= Antonio Licata =

Italian painter (1810–1892)

Antonio Licata (3 January 1810 - 27 June 1892) was an Italian painter, mainly of sacred subjects and portraits.

==Biography==
Licata was born in Agrigento, Sicily. At the age of 16 years, he moved to Naples, where he planned to enrol in the military; however, he chose to become a painter. His portrait of his parents convinced them to sponsor his education at the Neapolitan Academy of Fine Arts. He subsequently obtained a stipend to study at the Accademia di San Luca in Rome.

During a trip to Venice, he met the painter Orsola Faccioli, who became his wife, and moved with him south to live in and around Naples.

The Pinacoteca di Capodimonte held two of his works: San Paolo che accusa il Mago Elima, awarded a gold medal; and Galileo, commissioned by King Vittorio Emanuele. At the Reggia of Naples, his painting of the Angel of Peace was displayed; it had previously been exhibited at Rome. In the church of the Minori conventuali in Catania, he displayed a large Immaculate Conception. In the Palace of Caserta was found a Jesus blessing the children. In the church of the Ascension at Naples, Licata painted the four evangelists; in the chapel of the Immacolata are three half-size figures in oil of Saints Joseph, Francis of Paola, and Mark. For the church of Santo Stefano of Piacenza, he painted a Santa Barbara with Angels; for the University of Catania, A wounded Gladiator that won the gold medal at Naples; and at Palo in the province of Bari, Flight to Egypt, which won a gold medal.

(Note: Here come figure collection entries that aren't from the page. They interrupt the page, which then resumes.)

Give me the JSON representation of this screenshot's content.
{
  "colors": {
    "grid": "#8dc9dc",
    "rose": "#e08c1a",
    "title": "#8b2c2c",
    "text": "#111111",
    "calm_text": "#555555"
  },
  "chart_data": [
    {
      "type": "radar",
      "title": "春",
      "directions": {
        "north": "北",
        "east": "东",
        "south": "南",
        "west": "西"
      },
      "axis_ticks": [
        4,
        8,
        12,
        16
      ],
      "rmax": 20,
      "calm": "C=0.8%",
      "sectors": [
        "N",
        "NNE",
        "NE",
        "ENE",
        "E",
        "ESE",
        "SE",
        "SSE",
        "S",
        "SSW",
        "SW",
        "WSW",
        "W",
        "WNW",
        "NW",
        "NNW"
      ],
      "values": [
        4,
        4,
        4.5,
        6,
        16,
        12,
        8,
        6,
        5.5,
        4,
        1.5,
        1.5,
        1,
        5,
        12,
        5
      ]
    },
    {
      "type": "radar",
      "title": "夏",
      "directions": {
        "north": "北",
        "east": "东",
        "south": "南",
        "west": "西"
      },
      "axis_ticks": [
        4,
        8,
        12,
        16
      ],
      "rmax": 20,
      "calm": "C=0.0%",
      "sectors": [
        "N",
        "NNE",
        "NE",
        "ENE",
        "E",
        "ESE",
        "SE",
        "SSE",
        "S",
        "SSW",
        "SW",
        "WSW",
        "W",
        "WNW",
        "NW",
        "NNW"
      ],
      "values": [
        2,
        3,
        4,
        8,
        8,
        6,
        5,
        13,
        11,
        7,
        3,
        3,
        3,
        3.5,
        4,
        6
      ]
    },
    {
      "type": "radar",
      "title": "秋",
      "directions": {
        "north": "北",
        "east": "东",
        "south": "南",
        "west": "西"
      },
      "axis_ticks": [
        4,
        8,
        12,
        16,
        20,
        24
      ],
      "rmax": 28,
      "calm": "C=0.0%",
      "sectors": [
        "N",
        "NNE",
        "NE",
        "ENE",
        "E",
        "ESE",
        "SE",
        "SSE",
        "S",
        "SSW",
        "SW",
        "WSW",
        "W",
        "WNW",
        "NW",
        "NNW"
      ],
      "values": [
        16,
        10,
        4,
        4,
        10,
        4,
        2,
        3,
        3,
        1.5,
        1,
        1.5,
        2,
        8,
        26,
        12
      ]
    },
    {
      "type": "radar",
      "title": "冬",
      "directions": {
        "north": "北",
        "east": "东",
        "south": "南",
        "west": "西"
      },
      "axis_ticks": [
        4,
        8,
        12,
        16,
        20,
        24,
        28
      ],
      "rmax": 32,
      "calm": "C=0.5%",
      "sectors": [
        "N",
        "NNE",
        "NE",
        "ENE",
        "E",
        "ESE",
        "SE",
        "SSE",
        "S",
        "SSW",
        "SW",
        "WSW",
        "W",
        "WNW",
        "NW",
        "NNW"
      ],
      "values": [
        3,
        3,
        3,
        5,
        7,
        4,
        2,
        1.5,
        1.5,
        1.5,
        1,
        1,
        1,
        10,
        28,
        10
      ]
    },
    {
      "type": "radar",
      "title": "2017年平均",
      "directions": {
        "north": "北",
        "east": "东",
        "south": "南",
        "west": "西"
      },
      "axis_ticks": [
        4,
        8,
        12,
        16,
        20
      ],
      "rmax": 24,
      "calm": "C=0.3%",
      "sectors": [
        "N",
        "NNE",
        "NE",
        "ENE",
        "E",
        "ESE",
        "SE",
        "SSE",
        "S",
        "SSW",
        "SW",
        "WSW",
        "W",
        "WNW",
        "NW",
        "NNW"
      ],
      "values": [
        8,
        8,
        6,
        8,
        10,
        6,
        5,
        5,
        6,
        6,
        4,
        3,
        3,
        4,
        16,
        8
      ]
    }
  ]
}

In the Chapel of the Duchess of Berry e Gratz : a life-size Santa Rosalia and an Addolorata, a canvas of The beheading of St John the Baptist and some portraits.

In 1869, Licata was named professor of the Institute of Fine Arts of Naples, and instructor of figure at the Royal Educatorio, honorary associate of the Academy of Perugia, Naples, Urbino, and others.